# Spyder Jacket



## tomtom88 (Nov 13, 2008)

I've known about the company for a few years. All their gear looks awesome, but everything is priced ridiculously high. Too high for me to buy anything from them anyways.


----------



## SimonB (Oct 13, 2010)

Spyder has been making high-quality SKI clothings for as long as I can remember (15+ years). That jacket sure looks great, but I could never justify 700$ for it...


----------



## skipmann (Jan 2, 2009)

DiamondCarver said:


> Looks pretty legit............................... now i just have to find $700.


Spyder has been around for at least 25-30 years and they are legit...they make top-of-the-line gear. That said, you can find comparable stuff for much cheaper. Plus, Spyder is much more ski oriented, style-wise. Just my opinion.

Either way, that's a nice jacket that is full of tech.


----------



## pailhead (Jan 17, 2009)

I dont think that you really need this. This is for people who go posing around in elite ski resorts around Europe. They wear this instead of their fur coats when they want to have a drink on the slopes.


----------



## skipmann (Jan 2, 2009)

pailhead said:


> I dont think that you really need this. This is for people who go posing around in elite ski resorts around Europe. They wear this instead of their fur coats when they want to have a drink on the slopes.
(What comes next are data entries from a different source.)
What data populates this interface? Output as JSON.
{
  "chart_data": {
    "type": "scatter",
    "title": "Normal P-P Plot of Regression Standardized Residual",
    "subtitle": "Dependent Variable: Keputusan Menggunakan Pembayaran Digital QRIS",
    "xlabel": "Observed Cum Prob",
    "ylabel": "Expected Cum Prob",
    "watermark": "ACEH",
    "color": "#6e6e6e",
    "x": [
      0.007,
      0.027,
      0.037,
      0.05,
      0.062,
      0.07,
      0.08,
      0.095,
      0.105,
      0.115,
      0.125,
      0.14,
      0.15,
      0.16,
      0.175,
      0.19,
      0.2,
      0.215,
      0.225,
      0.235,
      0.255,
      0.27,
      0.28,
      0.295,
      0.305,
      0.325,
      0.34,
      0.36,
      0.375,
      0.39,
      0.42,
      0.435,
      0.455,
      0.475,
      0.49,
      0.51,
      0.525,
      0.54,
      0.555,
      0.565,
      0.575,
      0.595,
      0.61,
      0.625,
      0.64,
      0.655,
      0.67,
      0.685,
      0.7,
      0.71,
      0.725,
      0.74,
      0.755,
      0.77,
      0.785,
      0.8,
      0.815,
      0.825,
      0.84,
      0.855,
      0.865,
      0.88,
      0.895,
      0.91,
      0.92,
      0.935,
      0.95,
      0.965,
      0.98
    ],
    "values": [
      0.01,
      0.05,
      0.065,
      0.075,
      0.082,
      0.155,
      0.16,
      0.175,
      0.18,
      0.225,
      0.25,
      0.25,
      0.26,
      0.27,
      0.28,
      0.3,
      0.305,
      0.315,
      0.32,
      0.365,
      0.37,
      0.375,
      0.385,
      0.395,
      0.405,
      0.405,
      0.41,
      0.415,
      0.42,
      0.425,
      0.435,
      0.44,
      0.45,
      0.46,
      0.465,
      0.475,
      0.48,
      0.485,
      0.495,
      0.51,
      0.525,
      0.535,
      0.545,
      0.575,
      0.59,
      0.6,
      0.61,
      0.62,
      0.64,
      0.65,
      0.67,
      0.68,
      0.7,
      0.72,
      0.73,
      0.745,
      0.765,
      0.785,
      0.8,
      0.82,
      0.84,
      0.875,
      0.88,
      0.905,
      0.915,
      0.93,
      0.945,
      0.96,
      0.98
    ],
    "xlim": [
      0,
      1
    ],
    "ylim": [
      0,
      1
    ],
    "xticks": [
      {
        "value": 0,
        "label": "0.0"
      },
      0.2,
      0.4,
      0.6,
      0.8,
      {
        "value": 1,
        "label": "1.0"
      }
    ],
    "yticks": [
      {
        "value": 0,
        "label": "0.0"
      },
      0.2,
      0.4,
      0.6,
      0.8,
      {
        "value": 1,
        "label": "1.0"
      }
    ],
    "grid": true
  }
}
I have to agree with you there...in fact, I was just in Garmisch over the holiday break and saw numerous occurrences of this. There was a group that sat at the D9 restaurant for several hours drinking wine - all while there was a foot of pow all over the mountain.


----------



## Toecutter (Oct 11, 2009)

Spyder has been around some 30 years and they make great stuff. I have a couple pair of Spyder pants that I really like and my wife has a Spyder jacket that she really likes. They've been mostly skiwear but they've been branching out towards boarding gear lately. You can find jackets in their line that cost less than $700, yet they still function great.


----------



## Rufus (Nov 7, 2008)

The resort I am working at this winter issues Spyder outerwear. I've been impressed with the quality and functionality so far.


----------